Pour mener cette attaque, la NSA aurait utilisé une
technique baptisée « QUANTUMINSERT », déjà utilisée par le GCHQ pour infiltrer
les ordinateurs de l’opérateur téléphonique belge Belgacom ou encore ceux du
siège de l’organisation des pays exportateurs de pétrole (OPEC). Mais cette intrusion
n’aurait été qu’un début. « D’autres opérations sont prévues pour le futur afin
de collecter plus d’informations sur celui-ci et sur d’autres systèmes de
câble. »
L’article du Spiegel revient également largement sur les
méthodes et les opérations menées par la TAO, qualifiée de véritable « unité de
hacking de la NSA », basée à San Antonio en Californie et développée après les
événements du 11 septembre 2001. Cette unité spéciale intervient dans de très
nombreuses opérations, que ce soit la lutte contre le terrorisme, les
cyber-attaques ou encore l’espionnage.

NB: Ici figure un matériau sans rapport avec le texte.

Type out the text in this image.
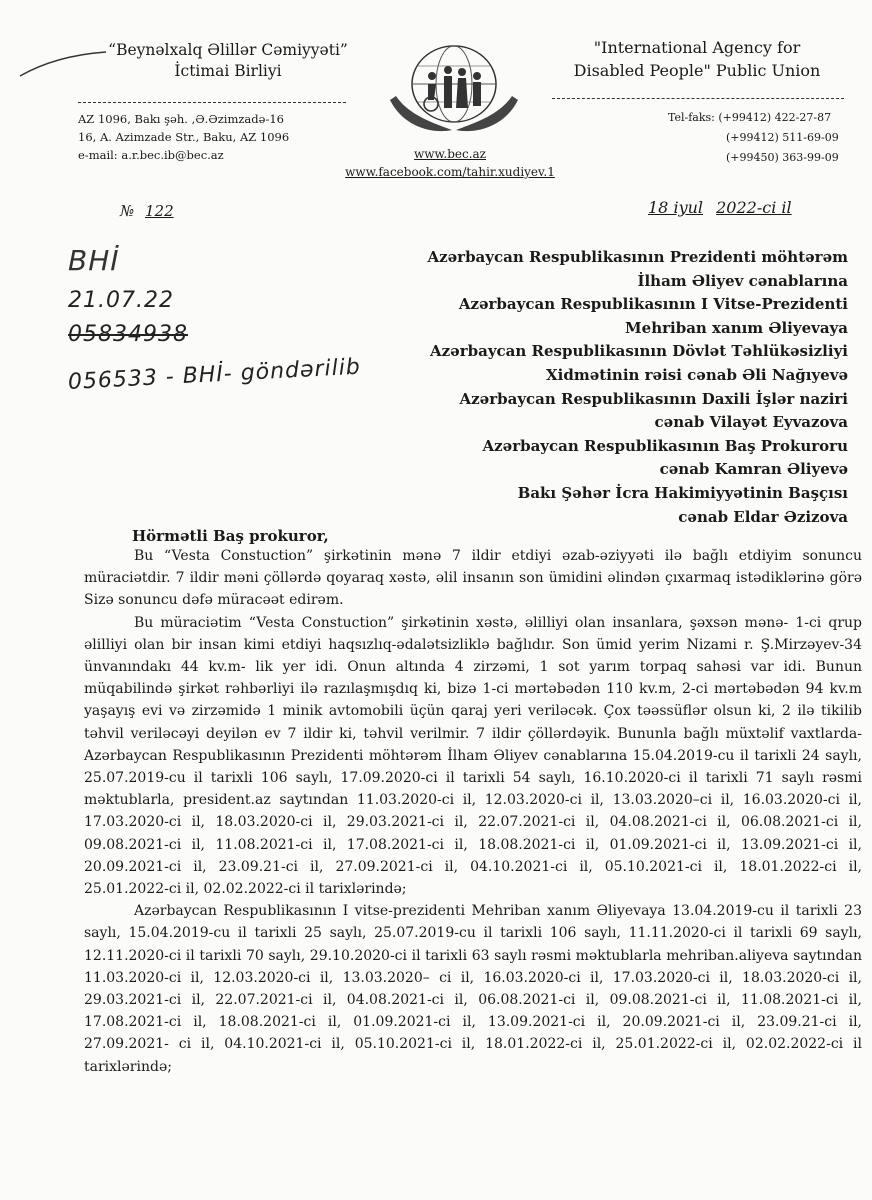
“Beynəlxalq Əlillər Cəmiyyəti”
İctimai Birliyi
"International Agency for
Disabled People" Public Union
AZ 1096, Bakı şəh. ,Ə.Əzimzadə-16
16, A. Azimzade Str., Baku, AZ 1096
e-mail: a.r.bec.ib@bec.az	www.bec.az
www.facebook.com/tahir.xudiyev.1
Tel-faks: (+99412) 422-27-87
(+99412) 511-69-09
(+99450) 363-99-09
№ 122	18 iyul 2022-ci il
BHİ
21.07.22
05834938
056533 - BHİ- göndərilib
Azərbaycan Respublikasının Prezidenti möhtərəm
İlham Əliyev cənablarına
Azərbaycan Respublikasının I Vitse-Prezidenti
Mehriban xanım Əliyevaya
Azərbaycan Respublikasının Dövlət Təhlükəsizliyi
Xidmətinin rəisi cənab Əli Nağıyevə
Azərbaycan Respublikasının Daxili İşlər naziri
cənab Vilayət Eyvazova
Azərbaycan Respublikasının Baş Prokuroru
cənab Kamran Əliyevə
Bakı Şəhər İcra Hakimiyyətinin Başçısı
cənab Eldar Əzizova
Hörmətli Baş prokuror,

Bu “Vesta Constuction” şirkətinin mənə 7 ildir etdiyi əzab-əziyyəti ilə bağlı etdiyim sonuncu müraciətdir. 7 ildir məni çöllərdə qoyaraq xəstə, əlil insanın son ümidini əlindən çıxarmaq istədiklərinə görə Sizə sonuncu dəfə müracəət edirəm.

Bu müraciətim “Vesta Constuction” şirkətinin xəstə, əlilliyi olan insanlara, şəxsən mənə- 1-ci qrup əlilliyi olan bir insan kimi etdiyi haqsızlıq-ədalətsizliklə bağlıdır. Son ümid yerim Nizami r. Ş.Mirzəyev-34 ünvanındakı 44 kv.m- lik yer idi. Onun altında 4 zirzəmi, 1 sot yarım torpaq sahəsi var idi. Bunun müqabilində şirkət rəhbərliyi ilə razılaşmışdıq ki, bizə 1-ci mərtəbədən 110 kv.m, 2-ci mərtəbədən 94 kv.m yaşayış evi və zirzəmidə 1 minik avtomobili üçün qaraj yeri veriləcək. Çox təəssüflər olsun ki, 2 ilə tikilib təhvil veriləcəyi deyilən ev 7 ildir ki, təhvil verilmir. 7 ildir çöllərdəyik. Bununla bağlı müxtəlif vaxtlarda-Azərbaycan Respublikasının Prezidenti möhtərəm İlham Əliyev cənablarına 15.04.2019-cu il tarixli 24 saylı, 25.07.2019-cu il tarixli 106 saylı, 17.09.2020-ci il tarixli 54 saylı, 16.10.2020-ci il tarixli 71 saylı rəsmi məktublarla, president.az saytından 11.03.2020-ci il, 12.03.2020-ci il, 13.03.2020–ci il, 16.03.2020-ci il, 17.03.2020-ci il, 18.03.2020-ci il, 29.03.2021-ci il, 22.07.2021-ci il, 04.08.2021-ci il, 06.08.2021-ci il, 09.08.2021-ci il, 11.08.2021-ci il, 17.08.2021-ci il, 18.08.2021-ci il, 01.09.2021-ci il, 13.09.2021-ci il, 20.09.2021-ci il, 23.09.21-ci il, 27.09.2021-ci il, 04.10.2021-ci il, 05.10.2021-ci il, 18.01.2022-ci il, 25.01.2022-ci il, 02.02.2022-ci il tarixlərində;

Azərbaycan Respublikasının I vitse-prezidenti Mehriban xanım Əliyevaya 13.04.2019-cu il tarixli 23 saylı, 15.04.2019-cu il tarixli 25 saylı, 25.07.2019-cu il tarixli 106 saylı, 11.11.2020-ci il tarixli 69 saylı, 12.11.2020-ci il tarixli 70 saylı, 29.10.2020-ci il tarixli 63 saylı rəsmi məktublarla mehriban.aliyeva saytından 11.03.2020-ci il, 12.03.2020-ci il, 13.03.2020– ci il, 16.03.2020-ci il, 17.03.2020-ci il, 18.03.2020-ci il, 29.03.2021-ci il, 22.07.2021-ci il, 04.08.2021-ci il, 06.08.2021-ci il, 09.08.2021-ci il, 11.08.2021-ci il, 17.08.2021-ci il, 18.08.2021-ci il, 01.09.2021-ci il, 13.09.2021-ci il, 20.09.2021-ci il, 23.09.21-ci il, 27.09.2021- ci il, 04.10.2021-ci il, 05.10.2021-ci il, 18.01.2022-ci il, 25.01.2022-ci il, 02.02.2022-ci il tarixlərində;
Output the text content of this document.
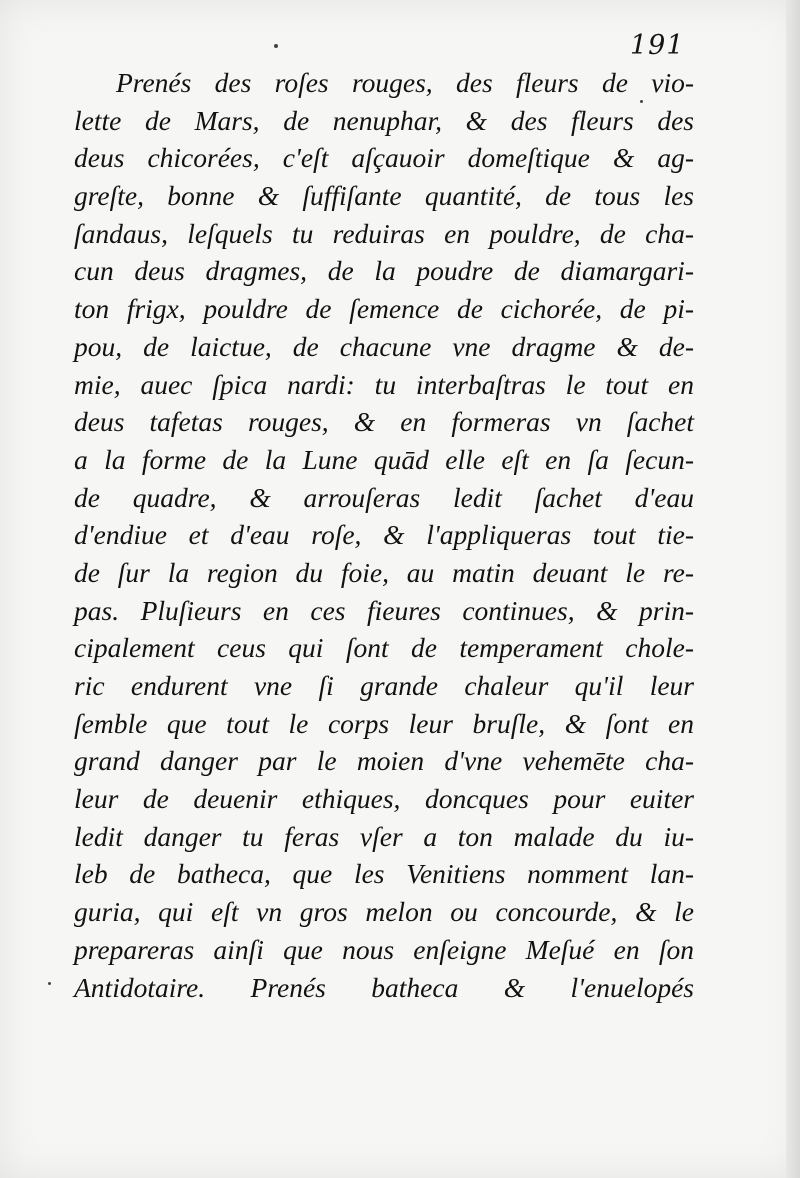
191
Prenés des roſes rouges, des fleurs de vio-
lette de Mars, de nenuphar, & des fleurs des
deus chicorées, c'eſt aſçauoir domeſtique & ag-
greſte, bonne & ſuffiſante quantité, de tous les
ſandaus, leſquels tu reduiras en pouldre, de cha-
cun deus dragmes, de la poudre de diamargari-
ton frigx, pouldre de ſemence de cichorée, de pi-
pou, de laictue, de chacune vne dragme & de-
mie, auec ſpica nardi: tu interbaſtras le tout en
deus tafetas rouges, & en formeras vn ſachet
a la forme de la Lune quād elle eſt en ſa ſecun-
de quadre, & arrouſeras ledit ſachet d'eau
d'endiue et d'eau roſe, & l'appliqueras tout tie-
de ſur la region du foie, au matin deuant le re-
pas. Pluſieurs en ces fieures continues, & prin-
cipalement ceus qui ſont de temperament chole-
ric endurent vne ſi grande chaleur qu'il leur
ſemble que tout le corps leur bruſle, & ſont en
grand danger par le moien d'vne vehemēte cha-
leur de deuenir ethiques, doncques pour euiter
ledit danger tu feras vſer a ton malade du iu-
leb de batheca, que les Venitiens nomment lan-
guria, qui eſt vn gros melon ou concourde, & le
prepareras ainſi que nous enſeigne Meſué en ſon
Antidotaire. Prenés batheca & l'enuelopés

Selon les documents diffusés par Edward
Snowden, la TAO aurait notamment pour habitude d’utiliser les nombreuses
failles de sécurité des produits informatiques de sociétés telles que
Microsoft, Cisco, ou encore le Chinois Huawei. Elle est également chargée de
mener « des attaques agressives » sur certaines cibles. Ainsi, sur la dernière
décennie, rapporte le site du Spiegel, elle aurait réussi à accéder à 258
cibles situées dans 89 pays.
Pour cela, la NSA a spécialement recruté des spécialistes,
souvent issus du monde du hacking, qualifiés de « plombiers digitaux » par le
site, souvent plus jeunes que la moyenne des agents de l’agence. Spiegel Online
rappelle d’ailleurs que, ces dernières années, le directeur de la NSA, Keith
Alexander, a fait plusieurs apparitions remarquées lors des principales
réunions de hackers aux États-Unis.
Il est de notoriété publique que les agences de
renseignement du monde entier n’hésitent pas à recruter directement certains de
leurs agents au sein de la communauté des hackers. La publication de l’article
du Spiegel intervient d’ailleurs en plein 30e congrès du Chaos Computer Club
(CCC), la principale organisation de hackers d’Europe, qui se tient depuis le
27 décembre à Hambourg en Allemagne. Un événement auquel assistent notamment
plusieurs proches collaborateurs d’Edward Snowden dont les journalistes du
Spiegel Laura Poitras et Jacob Appelbaum, signataires de l’article, ainsi que
Glenn Greenwald. Lors d’un discours d’ouverture prononcé en duplex depuis le
Brésil, ce dernier a semblé avertir les hackers présents en les appelant à
fabriquer des « outils de libération » pour contrer « les outils d’oppression
». « Les gens, comme ceux dans cette salle, vont-ils travailler pour ceux qui
détruisent le monde, ou vont-ils travailler pour le bien de l’humanité ? » leur
a-t-il demandé.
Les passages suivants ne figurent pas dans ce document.